Le présent mémoire s’articule autour de six points :
- L’état de la réglementation à l’importation
- Les plus gros consommateurs et les plus gros fournisseurs
III. Les modes de transport
- Le contrôle des espèces à l’importation
- Les marchés parallèles
- La réglementation future
Conclusion.
- L’état de la réglementation à l’importation
- La réglementation relative aux quantités importées
- L’importation de bois sur le territoire français n’est pas soumise à quota. Cela, malgré que le bois importé puisse entrer en concurrence avec les produits forestiers au niveau local ou régional, ou bois tempérés. C’est au plan de la valeur du bois et de son utilisation finale que le bois tropical se démarque – le bois destiné à la production de mobilier haut de gamme ou autre menuiserie d’intérieur à grande production.
- Les quantités importées tant du continent européen que des pays tropicaux sont simplement fonction de la demande qui est forte. La France importe la moitié du bois dont elle a besoin.
- Ni dans le cadre de l’OMC (Organisation mondiale du commerce) dont le dispositif est de nature commerciale et douanière, ni au niveau régional (Union européenne) la France n’est inquiétée car les règlements émis par ces instances ne concernent pas les quantités.
Il en est de même au niveau des conférences COWAC (Continent West Africa Conference) et la MEWAC (Mediterranean West Africa Conference), organes qui régissent, quant à eux, les taux de fret applicables au transport maritime entre l’Afrique et, respectivement, les ports français de la Côte atlantique et ceux de la Méditerranée.
L’OIBT (Organisation internationale des bois tropicaux), réunit autour de sa table les pays en développement d’Amérique du Sud, d’Afrique et d’Asie, fournisseurs de bois, et les pays développés, preneurs, pour formuler des politiques aussi bien commerciales qu’environnementales. Cet organe, né il y a 25 ans sous les auspices de la CNUCED, ne règlemente pas les quotas d’exportation ni ceux d’importation.

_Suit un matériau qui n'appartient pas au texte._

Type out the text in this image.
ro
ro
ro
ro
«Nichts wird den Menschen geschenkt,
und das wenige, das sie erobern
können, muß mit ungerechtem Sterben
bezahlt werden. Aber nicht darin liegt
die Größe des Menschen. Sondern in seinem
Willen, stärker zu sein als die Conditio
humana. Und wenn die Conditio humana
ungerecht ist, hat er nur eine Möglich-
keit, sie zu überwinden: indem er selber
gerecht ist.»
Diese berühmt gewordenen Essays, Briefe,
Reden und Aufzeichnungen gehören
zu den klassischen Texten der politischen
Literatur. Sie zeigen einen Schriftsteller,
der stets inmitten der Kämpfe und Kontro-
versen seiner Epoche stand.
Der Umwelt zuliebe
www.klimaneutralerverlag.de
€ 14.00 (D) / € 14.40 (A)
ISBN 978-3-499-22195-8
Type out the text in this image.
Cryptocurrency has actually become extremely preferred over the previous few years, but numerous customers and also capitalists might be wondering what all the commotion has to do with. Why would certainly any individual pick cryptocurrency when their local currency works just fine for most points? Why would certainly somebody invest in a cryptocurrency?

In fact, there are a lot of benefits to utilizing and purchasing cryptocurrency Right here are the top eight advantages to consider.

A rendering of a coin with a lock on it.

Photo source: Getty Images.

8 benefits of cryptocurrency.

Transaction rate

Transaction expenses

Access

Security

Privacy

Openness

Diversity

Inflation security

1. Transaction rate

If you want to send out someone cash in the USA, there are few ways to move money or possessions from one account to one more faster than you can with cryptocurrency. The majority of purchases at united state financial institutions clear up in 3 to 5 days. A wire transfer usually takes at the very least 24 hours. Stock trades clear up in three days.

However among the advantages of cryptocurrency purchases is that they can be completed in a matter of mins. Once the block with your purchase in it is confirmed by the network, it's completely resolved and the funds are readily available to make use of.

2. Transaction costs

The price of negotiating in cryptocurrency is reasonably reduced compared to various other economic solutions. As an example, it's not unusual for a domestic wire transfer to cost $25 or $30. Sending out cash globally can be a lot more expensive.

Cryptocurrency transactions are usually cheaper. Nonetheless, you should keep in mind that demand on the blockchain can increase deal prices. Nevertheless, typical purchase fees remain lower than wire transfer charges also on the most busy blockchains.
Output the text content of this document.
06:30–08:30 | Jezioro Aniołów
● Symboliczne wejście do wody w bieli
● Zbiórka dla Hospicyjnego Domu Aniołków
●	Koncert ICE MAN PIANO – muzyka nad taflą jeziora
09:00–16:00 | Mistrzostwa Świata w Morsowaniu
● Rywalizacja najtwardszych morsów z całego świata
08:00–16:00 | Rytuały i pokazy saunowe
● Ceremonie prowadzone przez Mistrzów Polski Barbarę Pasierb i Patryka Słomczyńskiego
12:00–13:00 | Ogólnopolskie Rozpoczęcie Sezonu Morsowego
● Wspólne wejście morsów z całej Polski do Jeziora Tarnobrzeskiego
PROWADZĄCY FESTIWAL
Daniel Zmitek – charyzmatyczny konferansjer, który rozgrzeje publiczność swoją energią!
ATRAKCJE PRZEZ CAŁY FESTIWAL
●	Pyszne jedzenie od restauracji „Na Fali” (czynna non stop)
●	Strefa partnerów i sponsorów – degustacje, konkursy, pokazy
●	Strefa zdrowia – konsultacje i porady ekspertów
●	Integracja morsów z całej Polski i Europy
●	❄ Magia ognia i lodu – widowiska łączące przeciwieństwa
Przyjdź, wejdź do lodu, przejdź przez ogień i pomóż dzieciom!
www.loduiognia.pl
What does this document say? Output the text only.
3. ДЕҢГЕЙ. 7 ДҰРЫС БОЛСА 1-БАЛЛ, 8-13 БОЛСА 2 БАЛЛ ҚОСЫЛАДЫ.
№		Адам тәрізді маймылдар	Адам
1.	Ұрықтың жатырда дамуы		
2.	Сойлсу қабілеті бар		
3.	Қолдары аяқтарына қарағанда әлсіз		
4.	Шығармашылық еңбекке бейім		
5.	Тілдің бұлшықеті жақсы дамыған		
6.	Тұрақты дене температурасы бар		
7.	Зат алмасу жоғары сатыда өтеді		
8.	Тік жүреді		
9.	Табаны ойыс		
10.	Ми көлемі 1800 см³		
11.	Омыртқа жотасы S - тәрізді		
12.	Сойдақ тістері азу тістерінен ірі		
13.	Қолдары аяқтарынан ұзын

Par ailleurs, la France est présente sur des plateformes internationales d’intérêt économique et environnemental telles que la CEFDAC (Conférence des écosystèmes et des forêts denses d’Afrique centrale), l’AFIA (Association interafricaine des industries forestières), l’ATIBT (Association technique internationale des bois tropicaux / CNUCED). Ces organes ne légifèrent cependant pas en matière de quotas d’importation.
- Le caractère restrictif de la réglementation se situe au niveau des mesures fiscales préférentielles visant à favoriser l’importation de bois brut. En effet, si les pays producteurs ont intérêt à exporter un bois transformé, en raison de la valeur ajoutée y associée et en raison des taxes de 15 % qui frappent les exportations de bois brut, l’importation de bois transformés – sciages, placages et contreplaqués – représente au contraire, au niveau du pays importateur, un manque à gagner pour l’industrie locale de transformation dans l’ensemble, et notamment pour les infrastructures portuaires de transformation du bois, usines de proximité. De plus, les taxes d’importation sont quasiment nulles pour le bois brut.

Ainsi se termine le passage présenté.